D.W. Buffa has done well with his Joseph Antonelli legal thriller series, taking the reader into the depths and darkest corners of the genre. In this novel, the protagonist tries his hand at the law in the glitzy city of Los Angeles, battling the giants of Hollywood and the seedy underbelly of the politics of the silver screen. While settling in San Francisco, Antonelli receives a call to come to Los Angeles to meet with a potential client. He cannot help but wonder and is brought to the city, where Stanley Roth, the famous film director, finds himself in some hot water. After his wife, Mary Margaret Flanders, was found in their pool, her throat slit, all eyes look to Roth as the obvious killer. Antonelli learns that Roth did not have the strongest marriage to his movie star spouse, nor was it monogamous, but there are a few more troubling aspects. With the revelation that Roth was violent to his wife and surrounded by vipers in his movie studio, there are many triggers that could have pushed Roth over the edge. Add to that, Roth saw himself as the greatest film executive ever, having penned ‘the modern Citizen Kane’ to show some of the hurdles he overcame.

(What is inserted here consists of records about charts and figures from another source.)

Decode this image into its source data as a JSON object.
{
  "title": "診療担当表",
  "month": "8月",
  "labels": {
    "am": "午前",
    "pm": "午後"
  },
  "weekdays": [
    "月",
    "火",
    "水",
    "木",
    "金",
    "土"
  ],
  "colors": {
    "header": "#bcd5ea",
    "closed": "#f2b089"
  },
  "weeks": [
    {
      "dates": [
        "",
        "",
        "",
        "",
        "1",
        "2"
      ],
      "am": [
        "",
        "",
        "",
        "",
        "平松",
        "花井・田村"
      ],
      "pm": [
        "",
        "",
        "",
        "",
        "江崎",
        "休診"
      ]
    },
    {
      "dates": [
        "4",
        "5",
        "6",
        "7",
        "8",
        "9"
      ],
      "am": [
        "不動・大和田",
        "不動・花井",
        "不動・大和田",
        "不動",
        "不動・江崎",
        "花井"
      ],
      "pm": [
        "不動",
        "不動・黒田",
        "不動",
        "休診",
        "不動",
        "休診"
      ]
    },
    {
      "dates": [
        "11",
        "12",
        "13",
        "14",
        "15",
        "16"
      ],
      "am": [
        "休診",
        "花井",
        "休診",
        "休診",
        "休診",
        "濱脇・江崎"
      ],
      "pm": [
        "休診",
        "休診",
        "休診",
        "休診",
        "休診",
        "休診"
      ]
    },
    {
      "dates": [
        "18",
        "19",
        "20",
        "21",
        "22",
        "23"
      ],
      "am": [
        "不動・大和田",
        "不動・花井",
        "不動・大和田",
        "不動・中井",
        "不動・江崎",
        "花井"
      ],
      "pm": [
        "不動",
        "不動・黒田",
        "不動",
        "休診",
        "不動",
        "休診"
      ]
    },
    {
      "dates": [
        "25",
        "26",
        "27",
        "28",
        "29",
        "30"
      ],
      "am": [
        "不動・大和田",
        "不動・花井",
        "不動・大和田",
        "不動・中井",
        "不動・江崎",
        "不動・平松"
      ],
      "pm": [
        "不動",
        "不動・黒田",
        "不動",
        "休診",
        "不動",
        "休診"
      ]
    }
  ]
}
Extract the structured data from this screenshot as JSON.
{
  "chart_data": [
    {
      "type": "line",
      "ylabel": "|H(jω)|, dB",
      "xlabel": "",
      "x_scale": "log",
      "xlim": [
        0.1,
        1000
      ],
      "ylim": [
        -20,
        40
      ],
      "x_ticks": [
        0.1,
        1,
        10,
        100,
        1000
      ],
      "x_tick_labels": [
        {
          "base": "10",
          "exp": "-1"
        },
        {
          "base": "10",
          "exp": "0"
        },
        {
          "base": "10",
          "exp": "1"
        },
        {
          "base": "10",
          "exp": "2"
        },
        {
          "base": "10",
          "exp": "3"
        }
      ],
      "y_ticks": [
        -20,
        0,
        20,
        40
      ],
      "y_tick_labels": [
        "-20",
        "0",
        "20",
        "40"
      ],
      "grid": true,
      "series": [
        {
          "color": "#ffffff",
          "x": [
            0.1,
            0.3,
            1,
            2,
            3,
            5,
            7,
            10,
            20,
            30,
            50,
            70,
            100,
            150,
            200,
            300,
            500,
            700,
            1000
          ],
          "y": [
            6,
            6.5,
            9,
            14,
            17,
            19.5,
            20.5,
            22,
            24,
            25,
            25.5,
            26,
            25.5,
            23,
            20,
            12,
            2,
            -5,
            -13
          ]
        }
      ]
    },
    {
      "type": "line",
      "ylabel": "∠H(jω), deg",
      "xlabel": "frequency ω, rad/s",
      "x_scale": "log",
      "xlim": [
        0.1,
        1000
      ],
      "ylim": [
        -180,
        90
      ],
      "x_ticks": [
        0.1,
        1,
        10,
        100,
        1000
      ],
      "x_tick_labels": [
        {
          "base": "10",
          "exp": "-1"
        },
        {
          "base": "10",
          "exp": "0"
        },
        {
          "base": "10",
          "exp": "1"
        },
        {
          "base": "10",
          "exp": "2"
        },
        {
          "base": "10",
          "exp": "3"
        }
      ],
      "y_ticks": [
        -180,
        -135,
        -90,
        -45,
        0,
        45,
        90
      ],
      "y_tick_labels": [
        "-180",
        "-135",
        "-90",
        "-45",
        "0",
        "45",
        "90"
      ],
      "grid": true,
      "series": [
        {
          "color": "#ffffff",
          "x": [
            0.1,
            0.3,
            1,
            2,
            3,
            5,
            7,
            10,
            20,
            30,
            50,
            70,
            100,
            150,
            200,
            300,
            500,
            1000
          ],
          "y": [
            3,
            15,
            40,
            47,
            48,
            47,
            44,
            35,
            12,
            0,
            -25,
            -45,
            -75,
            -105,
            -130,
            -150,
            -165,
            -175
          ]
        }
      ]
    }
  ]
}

Antonelli finds himself battling uphill the entire time and facing a ruthless prosecutor who is out for blood. However, Antonelli has a few tricks up his sleeve, which he will need to use effectively, as the evidence paints a picture of guilt like no other. Buffa does well in yet another of his novels to show that Joseph Antonelli is a versatile character and one the attentive reader can enjoy. Recommended to those who have loved the series to date and the reader who enjoys a deeper and denser legal thriller.

Many will know that I have an affinity for novels by D.W. Buffa, which prove to be a deeper read and trigger the need to think a little more about the content. Delving into the world of Hollywood politics, the reader discovers new angles about Antonelli and this realm of the law, though there is little backstory on offer. Antonelli has seemingly chosen to live in San Francisco now and is making headway in his relationship that sparked in the past novel, though it is his ability to adapt to ever-changing legal scenarios that is the main focus of the protagonist here. The masterful courtroom work is what makes Antonelli such an interesting character, but it is replaced with decent banter and a great deal more angst for the world of Hollywood and the accused’s plight as he faces almost certain conviction, based on the facts. Other characters pepper the pages of the book and offer some shape to the case at hand, it is the cutthroat world of the silver screen that keeps the characters intriguing. As always, it is Buffa’s style to slowly draw the reader in with characters whose lives are anything but simple and who serve to draw out interesting tangents about the case and those actors at the centre of the legal argument. The story held my attention throughout, though the Hollywood angle served to offer less of a punch than a flick to the ear. Buffa never makes reading his novels easy, but the themes developed do offer something unique from past books in the series. The story seemed darker and not as sharp, but the end result baffled me as many of the past novels have done as well. I am fully committed to the series and am eager to see what new ideas await the dedicated reader. It’s time to dive into another novel and see what Buffa has in store!

Kudos, Mr. Buffa, for new twists and an ever-evolving protagonist. Not my favourite of the series, but surely one that kept me wondering.